Body Fat: 27.7%
BP: 141/83 @56bpm
RHR: 60bpm (Resting Heart Rate)
(I’ll be taking these readings at the same time each day, to reduce variables)
So, I start. And from these figures above, none too soon. I’m heavier than I should be, I’m carrying more fat than I should, and my BMI is above what it should be. It should be below 25. My blood pressure is highish, but I have a genetic pre-disposition to hypertension.
I got a call from my doctor last night. He gave me the results of a blood test I had done late last week. All good. Cholesterol good. Blood sugar good. No nasties. Phew. I put this down to 1) cutting dairy out of my diet altogether. I’ve not eaten dairy now for about the past 12 months, 2) reducing red meat to about 2-3 servings a month, and 3) exercising regularly. I do 40 mins on my bike 5 days a week at moderate to high intensity. On Sundays I do 60mins.
I’ve stopped walking for a while because my knee’s buggered.
10am – and I’ve just had 2xdouble espressos.
No milk, no sugar, of course.
Just pure caffeine.
That’s what I need to start writing.
That might change as the fast progresses.
1pm – I’m hungry. I want lunch.
2pm – Jennifer comes in and asks me if I want an orange juice. No, I say. Do you want some orange juice in a glass of water? No, I say. (my stomach rumbles.) What do you want then, she asks. A cup of Darjeerling tea, thanks. She comes back later with a Yeti flask of Darjeeling tea.
5pm – exercise on my stationary bike. 40mins/17.9kms/631cals.
7pm – dinner / black tea.
So, I want to introduce you to a good book on fasting. It’s written by Dr Jason Fung. He’s a specialist in kidney disease, and regarded as a world expert on fasting. He’s Canadian based, but worked a lot at the Los Angeles Cedars-Sinai Medical Centre. HIs book is called, simply: The Complete Guide to Fasting – Heal your body through Intermittent, Alternate Day and Extended Fasting.
Here’s the Amazon link – The Complete Guide to Fasting Here’s an extract: (and I’ll be posting regular extracts as my fast progresses…)
Starving and fasting should never be confused with each other, and the terms should never be used interchangeably. Fasting and starving live on opposite sides of the world. It is the difference between recreational running and running because a lion is chasing you. Starvation is forced upon you by outside forces. Fasting, on the other hand, may be done for any period of time, from a few hours to months on end. You may begin a fast at any time of your choosing, and you may end a fast at will, too. You can start or stop a fast for any reason, or for no reason at all.
Fasting has no standard duration—since it is merely the absence of eating, anytime that you are not eating, you are technically fasting. For example, you may fast between dinner and breakfast the next day, a period of twelve hours or so. In that sense, fasting should be considered a part of everyday life. Consider the term breakfast. The word refers to the meal that “breaks your fast”—which is done daily. The word itself implicitly acknowledges that fasting, far from being some sort of cruel and unusual punishment, is performed daily, even if only for a short duration. It is not something strange but a part of everyday life.

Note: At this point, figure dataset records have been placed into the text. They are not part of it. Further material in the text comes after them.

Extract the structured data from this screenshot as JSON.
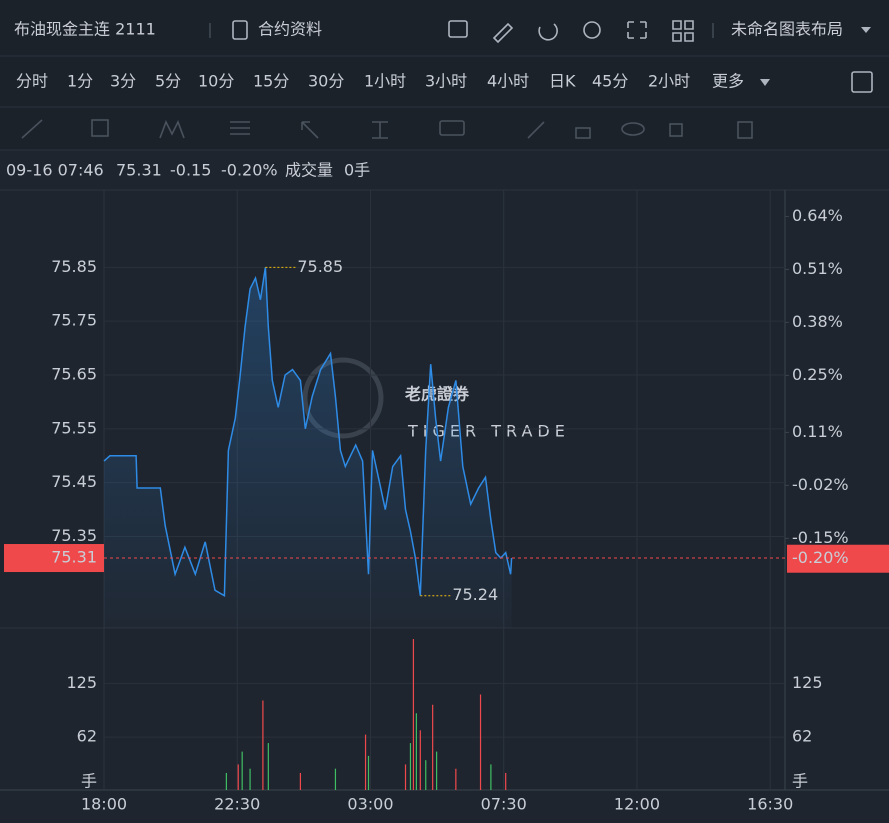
{
  "header": {
    "title": "布油现金主连 2111",
    "info": "合约资料",
    "layout": "未命名图表布局"
  },
  "timeframes": [
    "分时",
    "1分",
    "3分",
    "5分",
    "10分",
    "15分",
    "30分",
    "1小时",
    "3小时",
    "4小时",
    "日K",
    "45分",
    "2小时",
    "更多"
  ],
  "quote": {
    "time": "09-16 07:46",
    "price": "75.31",
    "change": "-0.15",
    "change_pct": "-0.20%",
    "volume_label": "成交量",
    "volume": "0手"
  },
  "watermark": {
    "cn": "老虎證券",
    "en": "TIGER TRADE"
  },
  "chart_data": {
    "type": "line",
    "color": "#2e8be6",
    "up_color": "#3fbf63",
    "down_color": "#f0494c",
    "x": [
      "18:00",
      "18:12",
      "18:22",
      "19:05",
      "19:07",
      "19:54",
      "20:04",
      "20:24",
      "20:44",
      "21:05",
      "21:25",
      "21:45",
      "22:04",
      "22:12",
      "22:26",
      "22:36",
      "22:46",
      "22:56",
      "23:07",
      "23:17",
      "23:27",
      "23:33",
      "23:41",
      "23:53",
      "00:07",
      "00:22",
      "00:38",
      "00:48",
      "01:02",
      "01:19",
      "01:39",
      "01:49",
      "01:59",
      "02:09",
      "02:30",
      "02:44",
      "02:56",
      "03:04",
      "03:16",
      "03:30",
      "03:45",
      "04:01",
      "04:11",
      "04:21",
      "04:31",
      "04:41",
      "04:52",
      "05:02",
      "05:12",
      "05:22",
      "05:38",
      "05:53",
      "06:07",
      "06:23",
      "06:39",
      "06:53",
      "07:04",
      "07:14",
      "07:24",
      "07:34",
      "07:44",
      "07:46"
    ],
    "values": [
      75.49,
      75.5,
      75.5,
      75.5,
      75.44,
      75.44,
      75.37,
      75.28,
      75.33,
      75.28,
      75.34,
      75.25,
      75.24,
      75.51,
      75.57,
      75.65,
      75.74,
      75.81,
      75.83,
      75.79,
      75.85,
      75.74,
      75.64,
      75.59,
      75.65,
      75.66,
      75.64,
      75.55,
      75.61,
      75.66,
      75.69,
      75.61,
      75.51,
      75.48,
      75.52,
      75.49,
      75.28,
      75.51,
      75.46,
      75.4,
      75.48,
      75.5,
      75.4,
      75.36,
      75.31,
      75.24,
      75.51,
      75.67,
      75.57,
      75.49,
      75.59,
      75.64,
      75.48,
      75.41,
      75.44,
      75.46,
      75.38,
      75.32,
      75.31,
      75.32,
      75.28,
      75.31
    ],
    "xlim": [
      "18:00",
      "17:00"
    ],
    "xticks": [
      "18:00",
      "22:30",
      "03:00",
      "07:30",
      "12:00",
      "16:30"
    ],
    "ylim": [
      75.18,
      75.99
    ],
    "yticks": [
      75.85,
      75.75,
      75.65,
      75.55,
      75.45,
      75.35
    ],
    "y2lim": [
      -0.37,
      0.7
    ],
    "y2ticks": [
      {
        "value": 0.64,
        "label": "0.64%"
      },
      {
        "value": 0.51,
        "label": "0.51%"
      },
      {
        "value": 0.38,
        "label": "0.38%"
      },
      {
        "value": 0.25,
        "label": "0.25%"
      },
      {
        "value": 0.11,
        "label": "0.11%"
      },
      {
        "value": -0.02,
        "label": "-0.02%"
      },
      {
        "value": -0.15,
        "label": "-0.15%"
      }
    ],
    "high": {
      "time": "23:27",
      "value": 75.85
    },
    "low": {
      "time": "04:41",
      "value": 75.24
    },
    "last": {
      "value": 75.31,
      "pct": {
        "value": -0.2,
        "label": "-0.20%"
      }
    },
    "grid": true,
    "volume": {
      "x": [
        "22:08",
        "22:32",
        "22:40",
        "22:56",
        "23:22",
        "23:33",
        "00:38",
        "01:49",
        "02:50",
        "02:56",
        "04:11",
        "04:21",
        "04:27",
        "04:33",
        "04:41",
        "04:52",
        "05:06",
        "05:14",
        "05:53",
        "06:43",
        "07:04",
        "07:34"
      ],
      "values": [
        20,
        30,
        45,
        25,
        105,
        55,
        20,
        25,
        65,
        40,
        30,
        55,
        177,
        90,
        70,
        35,
        100,
        45,
        25,
        112,
        30,
        20
      ],
      "colors": [
        "#3fbf63",
        "#f0494c",
        "#3fbf63",
        "#3fbf63",
        "#f0494c",
        "#3fbf63",
        "#f0494c",
        "#3fbf63",
        "#f0494c",
        "#3fbf63",
        "#f0494c",
        "#3fbf63",
        "#f0494c",
        "#3fbf63",
        "#f0494c",
        "#3fbf63",
        "#f0494c",
        "#3fbf63",
        "#f0494c",
        "#f0494c",
        "#3fbf63",
        "#f0494c"
      ],
      "ylim": [
        0,
        190
      ],
      "yticks": [
        {
          "value": 0,
          "label": "手"
        },
        62,
        125
      ]
    }
  }
}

I’ve sometimes called fasting the “ancient secret” of weight loss. Why? It is certainly an ancient technique, dating thousands of years, as we’ll discuss in Chapter 2. Fasting is as old as humankind, far older than any other dietary technique. But how is fasting a “secret”? Although fasting has been practiced for millennia, it has been largely forgotten as a dietary therapy. There are virtually no books about it. There are few websites dedicated to fasting. There is almost no mention of it in newspapers or magazines. Even its very mention draws stares of incredulity. It is a secret hiding in plain sight.
How did this happen? Through the power of advertising, big food companies have slowly changed how we think of fasting. Instead of being a purifying, healthful tradition, it’s now seen as something to be feared and avoided at all costs. Fasting was extremely bad for business, after all—selling food is difficult if people won’t eat. Slowly but inevitably, fasting has become forbidden.
Nutritional authorities now allege that even skipping one single meal will have dire health consequences. You must always eat breakfast. You must snack constantly, all day long. You should eat a bedtime snack. You must never, ever miss a meal. These messages are everywhere—on television, in the newspaper, in books. Hearing them over and over again creates the illusion that they are absolutely true and scientifically proven beyond a doubt. The truth is exactly the opposite. There is no correlation whatsoever between constant eating and good health.